The Anniston Star Editorial Board
When the history of constitutional reform in Alabama is studied, there is a good chance people may overlook the fact that it took a Republican Legislature to start the ball rolling.
What they must not overlook is what moved the new majority to action: the recognition that the state’s antiquated and inefficient constitution is — to put it simply — a job killer.
While there is general agreement that the original document was written by the rich to keep the poor — black and white — at the bottom of the social, economic and political ladders, what now is acknowledged is that the Constitution hurts the affluent as well.
By concentrating power in Montgomery, the Constitution made it difficult for county and city governments to address their problems, which in turn made it difficult for the state to prosper as other states do.
Thus, we have the modest beginnings approved in the last session by the Legislature. The nine members of the Constitutional Revision Commission have been selected — three picked by the Senate president pro tem, three by the speaker of the House, and three by the governor. It is a bipartisan group that includes the state’s only openly gay legislator, a leader of the Tea Party, a Democratic pollster, a member of a conservative think tank, a civil rights activist and three lawyers from prominent firms.
When the commission is in place, it will begin to consider revisions on Article III (separation of powers), Article IX (representation) and Article IV (which includes the section on home rule).
This is a positive first step. It’s not the bold move some have advocated, but one that recognized the reality of Alabama politics. Articles III and IX should be relatively easy to deal with; Article IV will be a bit more difficult. While the Legislature may be willing to lift some restrictions on home rule, most legislators are uncomfortable with giving local governments complete control over how tax rates are set within their jurisdictions. That is more power than they are willing to surrender.

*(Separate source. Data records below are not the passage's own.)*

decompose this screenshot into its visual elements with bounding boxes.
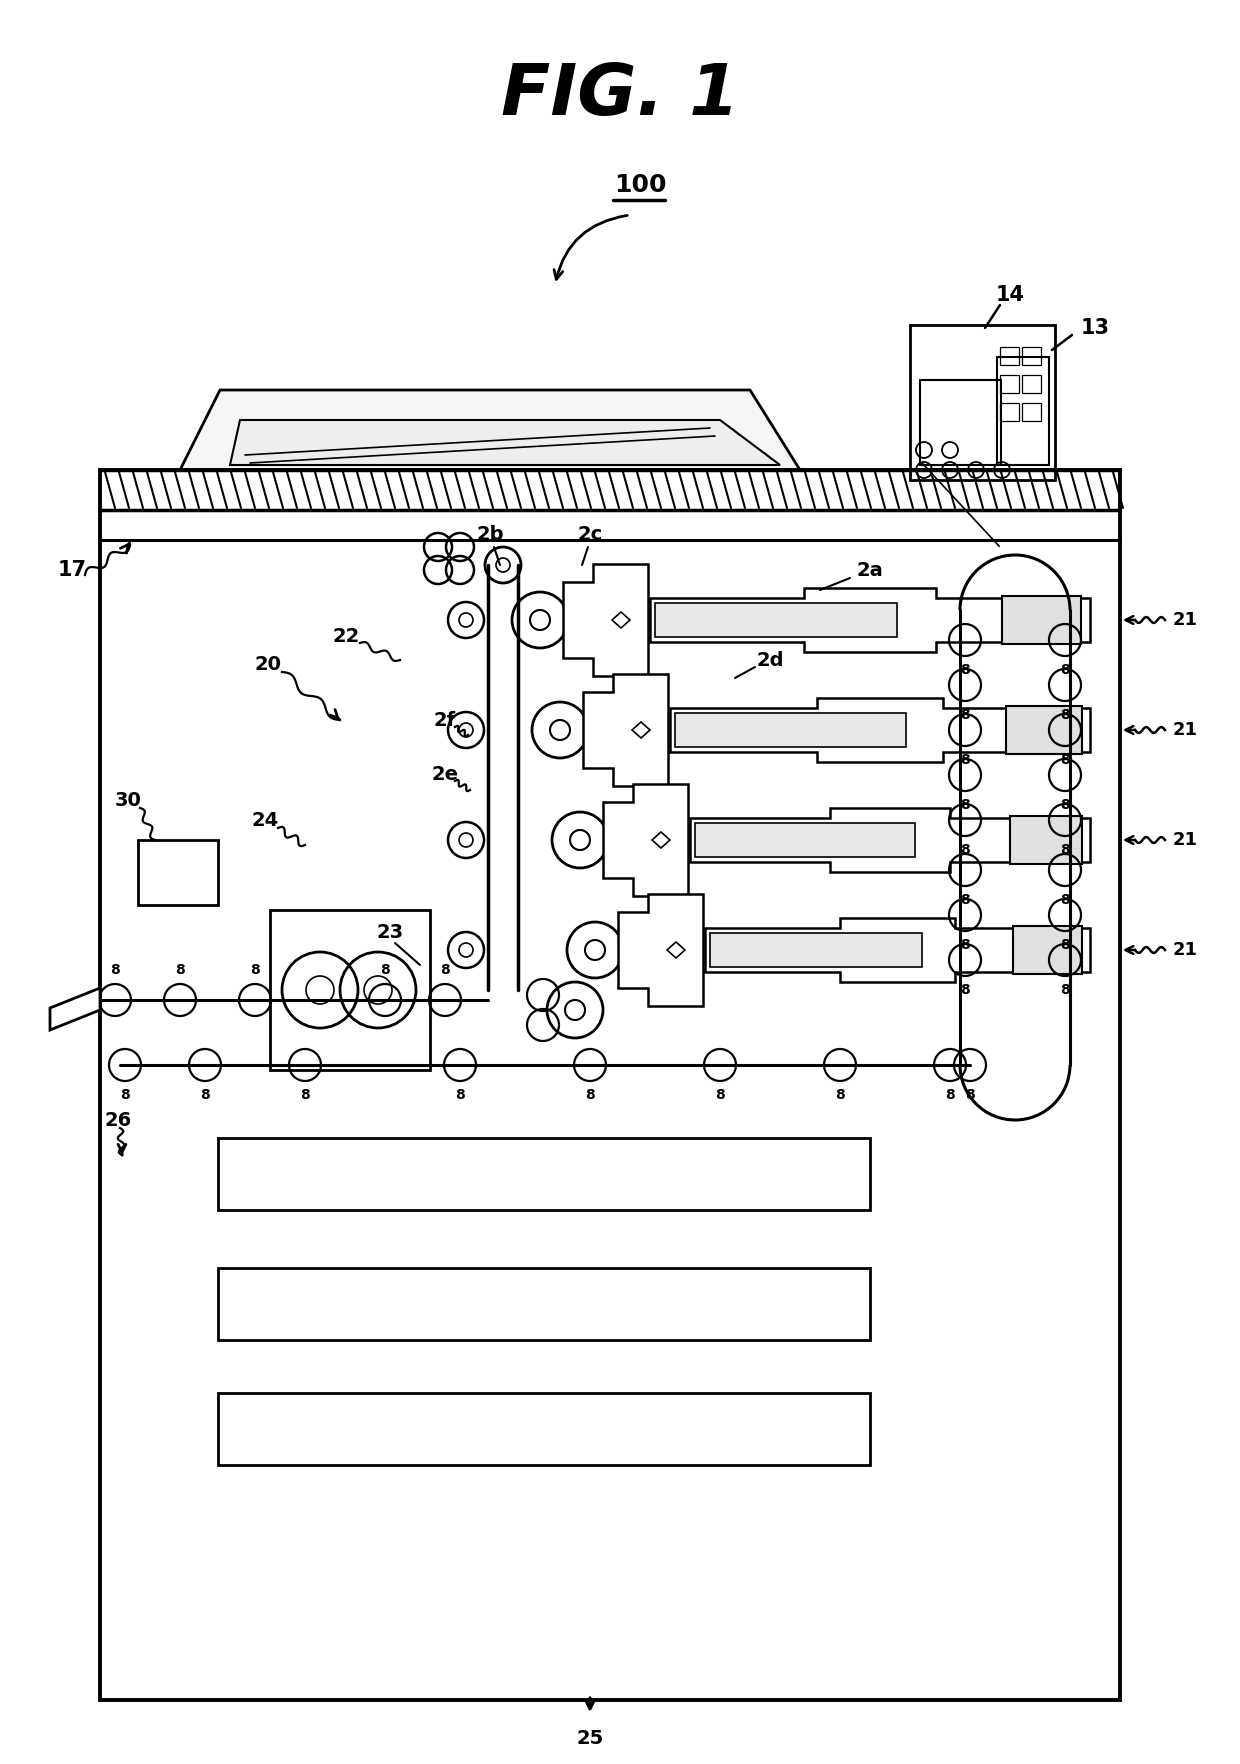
Bar	[999, 402, 1019, 422]
Bar	[1022, 348, 1042, 365]
Text: 8: 8	[1060, 843, 1070, 857]
Polygon shape	[50, 988, 100, 1030]
Text: 8: 8	[960, 843, 970, 857]
Bar	[218, 1394, 870, 1464]
Bar	[997, 356, 1049, 466]
Text: 26: 26	[104, 1111, 131, 1129]
Polygon shape	[667, 942, 684, 958]
Polygon shape	[689, 808, 1090, 871]
Bar	[138, 840, 218, 905]
Polygon shape	[563, 564, 649, 676]
Text: 8: 8	[110, 963, 120, 977]
Text: 8: 8	[965, 1088, 975, 1102]
Polygon shape	[632, 721, 650, 737]
Text: 8: 8	[960, 938, 970, 953]
Bar	[655, 603, 897, 637]
Text: 8: 8	[1060, 797, 1070, 811]
Text: 25: 25	[577, 1729, 604, 1748]
Text: 21: 21	[1173, 721, 1198, 739]
Polygon shape	[650, 587, 1090, 653]
Bar	[1011, 817, 1083, 864]
Text: 8: 8	[1060, 983, 1070, 997]
Text: 8: 8	[835, 1088, 844, 1102]
Text: 8: 8	[960, 707, 970, 721]
Text: 8: 8	[440, 963, 450, 977]
Bar	[218, 1268, 870, 1341]
Bar	[711, 933, 921, 967]
Text: 8: 8	[1060, 938, 1070, 953]
Text: 8: 8	[250, 963, 260, 977]
Text: 21: 21	[1173, 940, 1198, 960]
Text: 8: 8	[300, 1088, 310, 1102]
Bar	[1022, 376, 1042, 393]
Text: 8: 8	[1060, 663, 1070, 677]
Text: 8: 8	[1060, 753, 1070, 767]
Bar	[270, 910, 430, 1071]
Text: 23: 23	[377, 924, 403, 942]
Text: 100: 100	[614, 173, 666, 198]
Text: 2e: 2e	[432, 766, 459, 785]
Text: 2d: 2d	[756, 651, 784, 670]
Text: 2c: 2c	[578, 526, 603, 545]
Text: 8: 8	[715, 1088, 725, 1102]
Text: 8: 8	[945, 1088, 955, 1102]
Text: 30: 30	[114, 790, 141, 810]
Text: 8: 8	[381, 963, 389, 977]
Bar	[1022, 402, 1042, 422]
Text: 24: 24	[252, 810, 279, 829]
Bar	[1002, 596, 1081, 644]
Bar	[999, 348, 1019, 365]
Bar	[920, 379, 1001, 466]
Text: 17: 17	[57, 559, 87, 580]
Polygon shape	[583, 674, 668, 787]
Text: 8: 8	[200, 1088, 210, 1102]
Polygon shape	[613, 612, 630, 628]
Polygon shape	[622, 946, 632, 954]
Bar	[1013, 926, 1083, 974]
Polygon shape	[652, 833, 670, 848]
Bar	[1006, 706, 1081, 753]
Polygon shape	[588, 727, 598, 734]
Text: 13: 13	[1080, 318, 1110, 339]
Polygon shape	[568, 616, 578, 624]
Text: 8: 8	[960, 983, 970, 997]
Bar	[910, 325, 1055, 480]
Text: 2b: 2b	[476, 526, 503, 545]
Polygon shape	[670, 699, 1090, 762]
Polygon shape	[608, 836, 618, 843]
Polygon shape	[603, 783, 688, 896]
Text: 8: 8	[960, 797, 970, 811]
Text: 14: 14	[996, 286, 1024, 305]
Bar	[100, 469, 1120, 1700]
Text: 8: 8	[585, 1088, 595, 1102]
Text: 8: 8	[960, 753, 970, 767]
Text: 22: 22	[332, 628, 360, 646]
Text: 21: 21	[1173, 831, 1198, 848]
Bar	[675, 713, 906, 746]
Polygon shape	[706, 917, 1090, 983]
Polygon shape	[180, 390, 800, 469]
Text: 8: 8	[455, 1088, 465, 1102]
Text: 8: 8	[120, 1088, 130, 1102]
Text: FIG. 1: FIG. 1	[501, 60, 739, 129]
Bar	[999, 376, 1019, 393]
Text: 2a: 2a	[857, 561, 883, 580]
Polygon shape	[229, 420, 780, 466]
Text: 8: 8	[1060, 893, 1070, 907]
Text: 8: 8	[960, 893, 970, 907]
Text: 2f: 2f	[434, 711, 456, 730]
Bar	[694, 824, 915, 857]
Bar	[218, 1138, 870, 1210]
Text: 8: 8	[960, 663, 970, 677]
Text: 20: 20	[254, 656, 281, 674]
Text: 8: 8	[175, 963, 185, 977]
Polygon shape	[618, 894, 703, 1005]
Text: 21: 21	[1173, 610, 1198, 630]
Text: 8: 8	[1060, 707, 1070, 721]
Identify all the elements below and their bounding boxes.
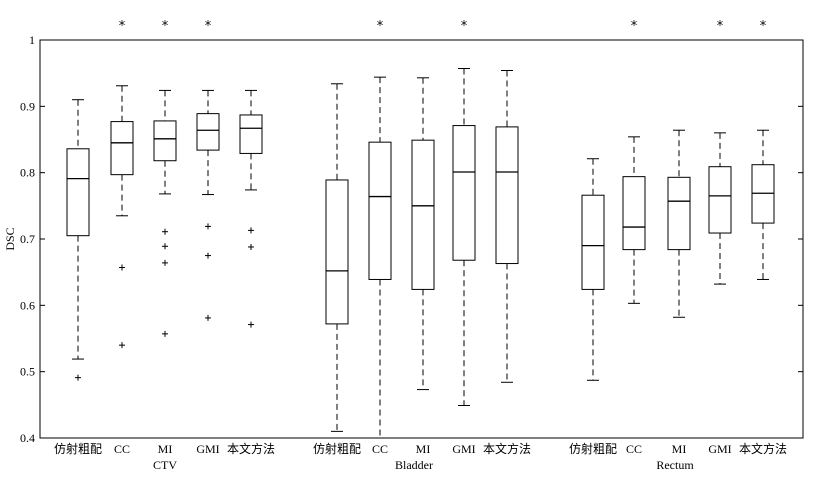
box-bladder-3: * — [452, 19, 476, 406]
significance-star: * — [760, 19, 767, 34]
iqr-box — [495, 126, 519, 265]
y-tick-label: 0.9 — [20, 99, 35, 113]
x-category-label: 仿射粗配 — [313, 441, 361, 456]
iqr-box — [622, 176, 646, 251]
outlier-point — [162, 330, 168, 337]
iqr-box — [667, 176, 691, 251]
x-category-label: GMI — [452, 442, 475, 456]
iqr-box — [239, 114, 263, 154]
box-rectum-2 — [667, 129, 691, 318]
y-axis: 0.4 0.5 0.6 0.7 0.8 0.9 1 — [20, 33, 803, 445]
box-rectum-3: * — [708, 19, 732, 285]
y-tick-label: 1 — [29, 33, 35, 47]
iqr-box — [452, 125, 476, 261]
iqr-box — [581, 194, 605, 290]
box-ctv-2: * — [153, 19, 177, 337]
box-ctv-4 — [239, 89, 263, 328]
iqr-box — [153, 120, 177, 162]
y-tick-label: 0.5 — [20, 365, 35, 379]
x-axis-labels: 仿射粗配 CC MI GMI 本文方法 CTV 仿射粗配 CC MI GMI 本文方法 Bladder… — [54, 441, 787, 472]
box-series: * * * * * * * * — [66, 19, 775, 439]
iqr-box — [325, 179, 349, 325]
x-category-label: CC — [372, 442, 388, 456]
x-category-label: MI — [158, 442, 173, 456]
y-tick-label: 0.4 — [20, 431, 35, 445]
box-ctv-0 — [66, 99, 90, 381]
outlier-point — [248, 243, 254, 250]
significance-star: * — [377, 19, 384, 34]
iqr-box — [411, 139, 435, 290]
plot-area — [39, 39, 804, 439]
box-bladder-1: * — [368, 19, 392, 439]
x-category-label: 本文方法 — [483, 441, 531, 456]
significance-star: * — [119, 19, 126, 34]
box-rectum-4: * — [751, 19, 775, 280]
x-category-label: GMI — [196, 442, 219, 456]
x-category-label: 本文方法 — [739, 441, 787, 456]
box-bladder-0 — [325, 83, 349, 432]
outlier-point — [248, 321, 254, 328]
significance-star: * — [162, 19, 169, 34]
outlier-point — [119, 342, 125, 349]
iqr-box — [708, 166, 732, 234]
x-category-label: CC — [626, 442, 642, 456]
iqr-box — [368, 141, 392, 280]
y-axis-label: DSC — [3, 227, 17, 250]
significance-star: * — [461, 19, 468, 34]
x-category-label: MI — [672, 442, 687, 456]
x-category-label: 仿射粗配 — [569, 441, 617, 456]
x-category-label: GMI — [708, 442, 731, 456]
x-group-label: CTV — [153, 458, 177, 472]
y-tick-label: 0.6 — [20, 298, 35, 312]
x-category-label: CC — [114, 442, 130, 456]
outlier-point — [205, 223, 211, 230]
box-bladder-2 — [411, 77, 435, 391]
outlier-point — [162, 228, 168, 235]
outlier-point — [162, 259, 168, 266]
y-tick-label: 0.7 — [20, 232, 35, 246]
outlier-point — [162, 243, 168, 250]
x-category-label: 本文方法 — [227, 441, 275, 456]
iqr-box — [66, 148, 90, 237]
iqr-box — [196, 113, 220, 151]
box-rectum-0 — [581, 158, 605, 381]
box-ctv-3: * — [196, 19, 220, 321]
outlier-point — [205, 252, 211, 259]
box-rectum-1: * — [622, 19, 646, 304]
x-category-label: MI — [416, 442, 431, 456]
x-category-label: 仿射粗配 — [54, 441, 102, 456]
significance-star: * — [205, 19, 212, 34]
x-group-label: Rectum — [656, 458, 694, 472]
outlier-point — [205, 314, 211, 321]
iqr-box — [751, 164, 775, 224]
outlier-point — [119, 264, 125, 271]
significance-star: * — [717, 19, 724, 34]
box-ctv-1: * — [110, 19, 134, 349]
outlier-point — [75, 374, 81, 381]
significance-star: * — [631, 19, 638, 34]
outlier-point — [248, 227, 254, 234]
y-tick-label: 0.8 — [20, 166, 35, 180]
iqr-box — [110, 121, 134, 176]
x-group-label: Bladder — [395, 458, 433, 472]
box-bladder-4 — [495, 70, 519, 383]
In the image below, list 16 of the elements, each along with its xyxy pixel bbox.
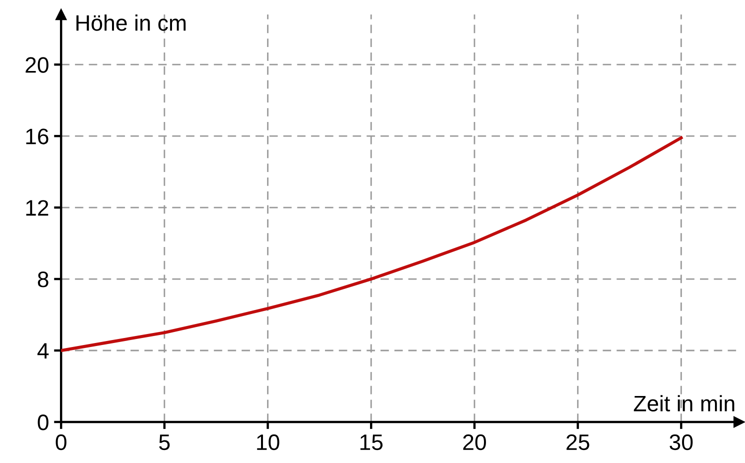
y-tick-label: 20 bbox=[26, 57, 48, 73]
x-tick-label: 20 bbox=[463, 434, 486, 450]
y-axis-title: Höhe in cm bbox=[76, 14, 186, 31]
x-tick-label: 30 bbox=[670, 434, 693, 450]
x-tick-label: 10 bbox=[257, 434, 280, 450]
line-series bbox=[61, 136, 683, 352]
x-tick-label: 25 bbox=[566, 434, 590, 450]
y-tick-label: 12 bbox=[26, 200, 48, 216]
x-tick-label: 5 bbox=[159, 434, 170, 450]
x-axis-title: Zeit in min bbox=[634, 395, 734, 412]
y-tick-label: 0 bbox=[38, 414, 48, 430]
x-tick-label: 15 bbox=[360, 434, 383, 450]
y-tick-label: 16 bbox=[26, 128, 48, 144]
y-tick-label: 4 bbox=[37, 343, 49, 359]
x-tick-label: 0 bbox=[56, 434, 66, 450]
y-tick-label: 8 bbox=[38, 272, 48, 288]
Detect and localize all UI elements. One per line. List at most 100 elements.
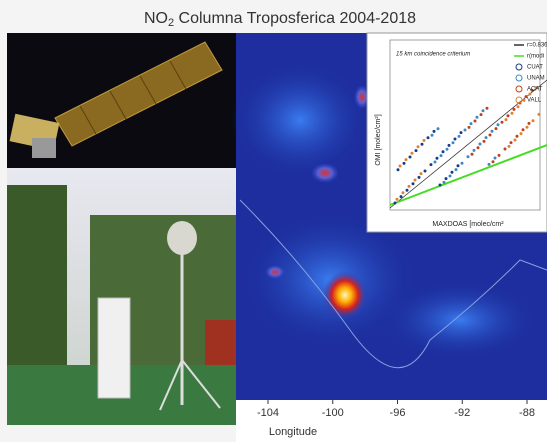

Which begs the question, can the Constitution be revised and made more efficient without addressing taxes?
Realizing that Alabama’s constitutionally enshrined tax code with its caps and earmarks has too many influential supporters to make real reform possible, the resolution establishing the Constitutional Revision Commission excluded most tax matters from the commission’s consideration. That eased the fears of those the tax code favors and will make other revisions possible.
However, when all the revisions are done and a shorter, more efficient Constitution is in place, the old, inefficient, unfair system of raising revenue will stand out like a sore thumb. Then the question will be, do we put another Band-Aid on it, or do we actually cure the problem?